Base Camp: A New System for New and Returning Players

Base Camp arrives alongside the new class in September as a brand-new progression experience built specifically for onboarding. It is described as a reimagined express event connected to a dedicated island where new and returning players arrive at the Mokoko Training Center. Through guided missions, players will progress to Item Level 1700 with pre-enhanced equipment and no manual honing required. The island will also include minigames and events that all players can enjoy, so Base Camp is not only a private catch-up track for new accounts.

Base Camp's timing is not incidental. Several existing progression support events, including the Kazeros Challenge Express, Twilight Exchange Shop, and Mokoko Bootcamp, are being cut short on August 19, earlier than their original September 16 end date, specifically to make room for the August server merge. The team has confirmed that September will bring new progression support, including Base Camp, so the older event structure is being cleared out ahead of the next onboarding system rather than simply disappearing without replacement.

Server Merge and the Bigger Picture

A server merge is planned for August to consolidate the player population and improve matchmaking, party finding, and overall community activity. The team has clarified that this is not a region merge.

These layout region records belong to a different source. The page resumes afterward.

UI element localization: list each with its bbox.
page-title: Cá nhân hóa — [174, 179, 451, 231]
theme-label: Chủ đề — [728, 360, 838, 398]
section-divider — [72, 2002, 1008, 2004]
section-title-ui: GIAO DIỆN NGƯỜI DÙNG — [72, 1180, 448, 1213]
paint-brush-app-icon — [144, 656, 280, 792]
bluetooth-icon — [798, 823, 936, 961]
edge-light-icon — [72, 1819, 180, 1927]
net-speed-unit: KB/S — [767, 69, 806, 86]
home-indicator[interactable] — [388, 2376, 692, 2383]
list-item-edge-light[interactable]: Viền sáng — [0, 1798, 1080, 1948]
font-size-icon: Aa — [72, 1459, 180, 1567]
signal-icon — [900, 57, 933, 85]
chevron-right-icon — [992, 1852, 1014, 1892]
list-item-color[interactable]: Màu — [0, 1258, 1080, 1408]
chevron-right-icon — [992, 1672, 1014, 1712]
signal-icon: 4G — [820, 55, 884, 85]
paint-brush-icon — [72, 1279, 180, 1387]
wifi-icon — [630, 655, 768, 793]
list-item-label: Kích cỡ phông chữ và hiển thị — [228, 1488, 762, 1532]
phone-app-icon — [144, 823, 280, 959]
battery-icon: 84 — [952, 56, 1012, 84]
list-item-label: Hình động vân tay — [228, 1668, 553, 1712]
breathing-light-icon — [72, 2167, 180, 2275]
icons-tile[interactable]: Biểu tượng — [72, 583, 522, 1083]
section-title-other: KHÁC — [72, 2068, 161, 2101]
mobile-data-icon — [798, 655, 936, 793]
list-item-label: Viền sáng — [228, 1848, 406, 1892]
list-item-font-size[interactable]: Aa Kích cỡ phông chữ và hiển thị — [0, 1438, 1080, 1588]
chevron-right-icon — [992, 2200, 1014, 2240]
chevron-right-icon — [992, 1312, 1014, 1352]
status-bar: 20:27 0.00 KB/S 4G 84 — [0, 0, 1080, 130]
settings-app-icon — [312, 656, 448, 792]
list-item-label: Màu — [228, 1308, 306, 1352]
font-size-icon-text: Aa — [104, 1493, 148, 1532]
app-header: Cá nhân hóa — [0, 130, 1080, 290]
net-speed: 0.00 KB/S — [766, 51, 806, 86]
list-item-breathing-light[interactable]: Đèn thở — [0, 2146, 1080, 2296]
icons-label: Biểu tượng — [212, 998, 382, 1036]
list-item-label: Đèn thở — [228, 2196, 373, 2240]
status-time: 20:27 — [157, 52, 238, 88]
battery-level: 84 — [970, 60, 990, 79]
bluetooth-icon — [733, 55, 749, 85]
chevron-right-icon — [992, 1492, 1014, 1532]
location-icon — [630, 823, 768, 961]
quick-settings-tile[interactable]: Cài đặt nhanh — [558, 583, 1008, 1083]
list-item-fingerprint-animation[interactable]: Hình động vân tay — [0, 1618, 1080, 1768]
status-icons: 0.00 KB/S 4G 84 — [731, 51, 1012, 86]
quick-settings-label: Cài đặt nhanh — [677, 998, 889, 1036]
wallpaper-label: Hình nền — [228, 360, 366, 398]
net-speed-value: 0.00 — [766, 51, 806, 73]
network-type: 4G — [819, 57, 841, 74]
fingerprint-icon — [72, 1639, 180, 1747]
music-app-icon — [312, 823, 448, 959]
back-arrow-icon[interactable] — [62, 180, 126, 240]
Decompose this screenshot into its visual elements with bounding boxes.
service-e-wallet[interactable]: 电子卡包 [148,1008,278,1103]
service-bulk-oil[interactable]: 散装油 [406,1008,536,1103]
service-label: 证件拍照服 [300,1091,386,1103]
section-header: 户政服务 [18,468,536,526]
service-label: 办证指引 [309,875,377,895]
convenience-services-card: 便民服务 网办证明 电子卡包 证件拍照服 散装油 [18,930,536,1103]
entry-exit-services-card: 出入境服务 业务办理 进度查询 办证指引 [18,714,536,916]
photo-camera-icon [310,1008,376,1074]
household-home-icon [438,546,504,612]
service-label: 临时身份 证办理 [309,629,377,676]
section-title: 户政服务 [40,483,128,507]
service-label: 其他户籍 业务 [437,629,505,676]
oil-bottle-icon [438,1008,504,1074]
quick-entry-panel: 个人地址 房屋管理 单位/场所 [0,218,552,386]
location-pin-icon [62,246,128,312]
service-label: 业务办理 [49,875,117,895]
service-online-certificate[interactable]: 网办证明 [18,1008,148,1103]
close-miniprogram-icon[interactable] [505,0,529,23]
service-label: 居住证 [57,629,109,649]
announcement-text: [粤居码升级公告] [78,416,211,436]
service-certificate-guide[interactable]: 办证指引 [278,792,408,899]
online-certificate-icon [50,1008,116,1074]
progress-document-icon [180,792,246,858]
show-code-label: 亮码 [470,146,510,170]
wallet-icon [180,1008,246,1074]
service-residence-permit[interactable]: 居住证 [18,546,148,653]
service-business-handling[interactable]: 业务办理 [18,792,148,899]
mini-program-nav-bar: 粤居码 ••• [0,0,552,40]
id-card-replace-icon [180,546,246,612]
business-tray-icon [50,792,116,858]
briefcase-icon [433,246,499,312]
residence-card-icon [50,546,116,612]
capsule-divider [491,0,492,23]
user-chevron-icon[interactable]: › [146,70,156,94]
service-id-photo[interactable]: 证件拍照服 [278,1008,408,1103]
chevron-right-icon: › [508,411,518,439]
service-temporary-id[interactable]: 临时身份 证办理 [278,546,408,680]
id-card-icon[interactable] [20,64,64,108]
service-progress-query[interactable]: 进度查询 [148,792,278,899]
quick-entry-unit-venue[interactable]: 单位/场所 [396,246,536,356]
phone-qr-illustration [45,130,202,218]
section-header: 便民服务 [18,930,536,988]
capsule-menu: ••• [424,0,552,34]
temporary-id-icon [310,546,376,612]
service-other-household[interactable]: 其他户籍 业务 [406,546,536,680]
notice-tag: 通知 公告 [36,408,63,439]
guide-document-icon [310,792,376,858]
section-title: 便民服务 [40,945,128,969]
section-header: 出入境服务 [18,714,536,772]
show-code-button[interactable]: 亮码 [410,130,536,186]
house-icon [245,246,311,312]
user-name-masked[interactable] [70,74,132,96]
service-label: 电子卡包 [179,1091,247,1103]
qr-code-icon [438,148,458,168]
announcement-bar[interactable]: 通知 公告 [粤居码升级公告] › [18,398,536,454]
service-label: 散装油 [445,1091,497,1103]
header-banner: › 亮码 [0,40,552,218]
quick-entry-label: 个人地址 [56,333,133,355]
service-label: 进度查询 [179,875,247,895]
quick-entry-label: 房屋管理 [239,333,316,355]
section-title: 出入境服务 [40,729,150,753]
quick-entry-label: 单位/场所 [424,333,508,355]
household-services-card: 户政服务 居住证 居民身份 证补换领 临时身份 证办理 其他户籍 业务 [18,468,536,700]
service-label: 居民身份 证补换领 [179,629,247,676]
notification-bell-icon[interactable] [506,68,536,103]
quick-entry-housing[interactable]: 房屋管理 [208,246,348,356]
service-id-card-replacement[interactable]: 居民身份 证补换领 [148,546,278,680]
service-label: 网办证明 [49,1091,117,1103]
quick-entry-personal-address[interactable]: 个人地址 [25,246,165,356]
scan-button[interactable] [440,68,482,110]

Instead, worlds will be consolidated inside each existing region, with the goal of making open-world content like Field Bosses, Chaos Gates, and general channel activity feel more populated.

Full details on exact timing, affected servers, and what players should expect from the merge are still pending and will be shared closer to the date. For now, the important takeaway is that the merge is designed to strengthen activity within each region rather than combine entirely separate regional player bases.

Neria's Dressroom and September Additions

September also brings a new collection to Neria's Wardrobe for all classes. This is not the central feature of the roadmap compared to Warpweaver or Base Camp, but it matters for players who follow cosmetic rotations and class-wide wardrobe additions. Combined with Warpweaver's class launch skin and Global Exclusive skin variant, September is shaping up as both a progression and cosmetic update rather than a class-only release.

Final Thoughts

Roadmap Part 3 reads as three connected priorities rather than a loose bundle of separate updates. July and August build out the Extreme raid format as the new top-end challenge track, starting with Kazeros Raid Act 1 Extreme and continuing with Kazeros Raid Act 2 Extreme. At the same time, July expands access through Solo Mode for Kazeros Act 4 and Denouement, plus a lower-pressure matchmaking version of Shadow Raid: Serca.

September then pivots toward growth. Warpweaver gives veteran players a new class built around time, space, mobility, and unusual positional tools, while Base Camp gives new and returning players a clearer route to Item Level 1700 without manual honing. The August server merge supports that same direction by strengthening player density inside each region before the September onboarding push. The throughline across all three months is not only new raid difficulty or catch-up support in isolation, but a wider attempt to serve both ends of Lost Ark's player base at the same time: players who want harder content and players who need a cleaner way back into the game.